When the letter was published, I was weeks into internally escalating the issue within Google – resignation letter in hand – and had a meeting on the subject booked for August 30 with the head of AI research at Google, Jeff Dean. Given the combination of the AI Principles commitment to not violate human rights, and the coalition letter from 14 human rights organizations expressing concern, there was a clear argument that Dragonfly was violating Google’s public promises.

But I found that, without a trusted enforcement mechanism, a company can simply deny that it has violated its human rights commitments. Indeed, Dean dismissed the claim on two fronts: human rights organizations are external entities with incomplete information – nevermind that that their requests for clarification were rebuffed – and that I had no proof that Dragonfly’s forfeitures were worse than what Google must provide to the US government through FISA warrants. In other words, Google’s response to an employee’s credible human rights concerns was to discredit human rights organizations as uninformed outsiders and equivocate human rights violations as a necessary part of running a business.

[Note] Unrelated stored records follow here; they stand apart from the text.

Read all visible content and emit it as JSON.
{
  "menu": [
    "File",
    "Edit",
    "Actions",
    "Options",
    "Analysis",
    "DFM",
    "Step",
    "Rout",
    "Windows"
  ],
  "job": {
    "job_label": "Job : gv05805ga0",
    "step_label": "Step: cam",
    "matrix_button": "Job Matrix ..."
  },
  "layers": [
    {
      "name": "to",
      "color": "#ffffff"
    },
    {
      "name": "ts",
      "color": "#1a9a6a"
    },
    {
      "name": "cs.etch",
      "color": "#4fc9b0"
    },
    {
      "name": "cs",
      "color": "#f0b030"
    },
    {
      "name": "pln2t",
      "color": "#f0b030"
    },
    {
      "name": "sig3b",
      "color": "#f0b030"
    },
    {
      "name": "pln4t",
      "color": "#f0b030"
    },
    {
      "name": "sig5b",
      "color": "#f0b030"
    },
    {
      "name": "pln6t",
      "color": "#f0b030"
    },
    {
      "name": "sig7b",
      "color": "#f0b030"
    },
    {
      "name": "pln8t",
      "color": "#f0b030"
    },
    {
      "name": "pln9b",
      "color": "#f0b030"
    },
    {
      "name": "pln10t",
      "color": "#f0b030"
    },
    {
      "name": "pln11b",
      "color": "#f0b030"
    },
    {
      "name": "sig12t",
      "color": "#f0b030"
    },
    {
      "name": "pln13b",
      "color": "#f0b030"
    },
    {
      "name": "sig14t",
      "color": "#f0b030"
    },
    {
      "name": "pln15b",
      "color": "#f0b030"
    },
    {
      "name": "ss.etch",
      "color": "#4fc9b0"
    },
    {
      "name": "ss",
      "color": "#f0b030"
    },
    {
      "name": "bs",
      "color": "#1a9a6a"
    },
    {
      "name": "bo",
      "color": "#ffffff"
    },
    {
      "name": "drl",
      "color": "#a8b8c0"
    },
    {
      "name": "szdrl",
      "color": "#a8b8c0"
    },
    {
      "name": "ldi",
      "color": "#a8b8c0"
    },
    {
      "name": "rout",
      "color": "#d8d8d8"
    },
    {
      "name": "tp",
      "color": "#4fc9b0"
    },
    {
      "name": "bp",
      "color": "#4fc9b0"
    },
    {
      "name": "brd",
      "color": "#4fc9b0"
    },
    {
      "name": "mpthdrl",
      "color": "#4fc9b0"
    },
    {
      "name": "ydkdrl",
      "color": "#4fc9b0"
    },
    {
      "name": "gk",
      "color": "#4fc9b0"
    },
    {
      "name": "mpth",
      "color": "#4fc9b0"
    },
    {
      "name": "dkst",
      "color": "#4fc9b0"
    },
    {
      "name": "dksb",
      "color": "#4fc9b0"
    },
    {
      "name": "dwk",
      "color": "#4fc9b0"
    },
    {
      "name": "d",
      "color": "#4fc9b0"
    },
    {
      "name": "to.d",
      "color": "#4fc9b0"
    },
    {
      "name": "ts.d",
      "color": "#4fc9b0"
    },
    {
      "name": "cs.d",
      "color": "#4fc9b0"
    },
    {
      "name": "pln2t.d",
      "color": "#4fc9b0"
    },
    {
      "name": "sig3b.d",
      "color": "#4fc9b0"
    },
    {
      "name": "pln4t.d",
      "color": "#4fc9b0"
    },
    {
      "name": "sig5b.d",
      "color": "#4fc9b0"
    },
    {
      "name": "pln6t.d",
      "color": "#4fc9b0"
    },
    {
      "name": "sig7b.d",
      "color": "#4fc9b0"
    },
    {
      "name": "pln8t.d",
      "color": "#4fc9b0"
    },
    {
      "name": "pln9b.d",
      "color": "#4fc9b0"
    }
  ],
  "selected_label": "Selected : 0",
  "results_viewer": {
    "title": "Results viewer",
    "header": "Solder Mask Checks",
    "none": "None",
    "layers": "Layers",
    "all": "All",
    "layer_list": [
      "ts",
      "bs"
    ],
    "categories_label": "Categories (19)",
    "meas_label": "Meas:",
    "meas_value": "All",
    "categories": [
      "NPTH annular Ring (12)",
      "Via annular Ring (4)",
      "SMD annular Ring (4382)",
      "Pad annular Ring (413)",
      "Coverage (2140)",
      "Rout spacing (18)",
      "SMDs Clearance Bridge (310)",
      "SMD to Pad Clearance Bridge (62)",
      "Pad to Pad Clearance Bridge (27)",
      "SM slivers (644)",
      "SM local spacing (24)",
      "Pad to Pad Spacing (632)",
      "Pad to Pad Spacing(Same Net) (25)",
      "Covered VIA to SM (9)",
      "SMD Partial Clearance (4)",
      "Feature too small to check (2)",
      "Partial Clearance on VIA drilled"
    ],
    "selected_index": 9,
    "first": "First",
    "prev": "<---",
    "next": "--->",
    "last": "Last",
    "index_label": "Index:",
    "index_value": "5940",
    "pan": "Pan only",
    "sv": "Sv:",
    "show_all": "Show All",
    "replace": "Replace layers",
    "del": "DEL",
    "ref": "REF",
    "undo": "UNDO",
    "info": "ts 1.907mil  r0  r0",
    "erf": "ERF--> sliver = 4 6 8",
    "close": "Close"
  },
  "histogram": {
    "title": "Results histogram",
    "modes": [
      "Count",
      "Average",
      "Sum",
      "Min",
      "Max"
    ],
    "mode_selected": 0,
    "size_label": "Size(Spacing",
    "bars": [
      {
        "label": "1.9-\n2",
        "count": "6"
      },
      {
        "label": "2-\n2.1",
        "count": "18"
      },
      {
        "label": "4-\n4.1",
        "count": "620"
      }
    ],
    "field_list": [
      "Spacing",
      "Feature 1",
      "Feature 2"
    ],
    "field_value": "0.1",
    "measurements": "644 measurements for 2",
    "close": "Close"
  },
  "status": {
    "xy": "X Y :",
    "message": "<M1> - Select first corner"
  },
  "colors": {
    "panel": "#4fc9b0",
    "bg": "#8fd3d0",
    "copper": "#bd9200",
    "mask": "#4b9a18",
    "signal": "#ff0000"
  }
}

Other senior leadership at the company has similarly deflected inquiry: when Google’s Chief Privacy Officer, Keith Enright, was asked by the Senate Transportation Committee in September about the details of Project Dragonfly, he replied that he was “not clear on the contours” of the project under the pretext that it was not yet in the deployment phase. Similarly, when Google’s CEO, Sundar Pichai, was asked about the details of Dragonfly by the House Judiciary Committee in December, his responses overwhelmingly centered on the defense that, at that moment, there were no plans to deploy the project. Google’s Chief Privacy Officer and Chief Executive Officer both deflected government inquiry with the implicit argument that the design and development phases were off limits for human rights scrutiny.

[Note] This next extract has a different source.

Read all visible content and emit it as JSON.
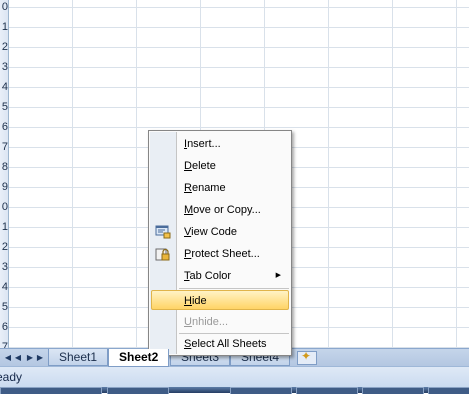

Beyond deflection, Google’s CEO publicly defended Dragonfly’s censorship of human rights information and political inquiry in October by arguing that “well over 99 percent” of queries would not be censored. That is, Google’s CEO publicly defended human rights violations as an ignorable edge case.

Google’s response to Dragonfly can be taken as a case study in the techniques that companies are likely to use to suppress internal and external criticism of, and inquiry into, their human rights standards. At the moment, business human rights commitments are vague gentlemen’s agreements with no trusted third party to serve as a mediator for escalations – companies can and will deny the veracity of any significant criticism.

Lastly, we must change the implied norms of inquiry into technical projects so that accountability is required not just in the deployment phase, but also during design and development. Allowing companies a pass on human rights violations during “exploratory” phases not only neutralizes whistleblowing and attempts at clarifying red lines, it also normalizes and incentivizes the violation: The exploration phase likely entails the creation of an entire division of the company whose career interests are aligned with the violation.

The UN is the central entity that defines and protects international norms for human rights. I therefore believe it has an imperative to push tech companies to clarify and engage on the human rights implications of their research and products. And this should especially hold for companies which, like Google, publicize their participation in the UN Forum on Business and Human Rights.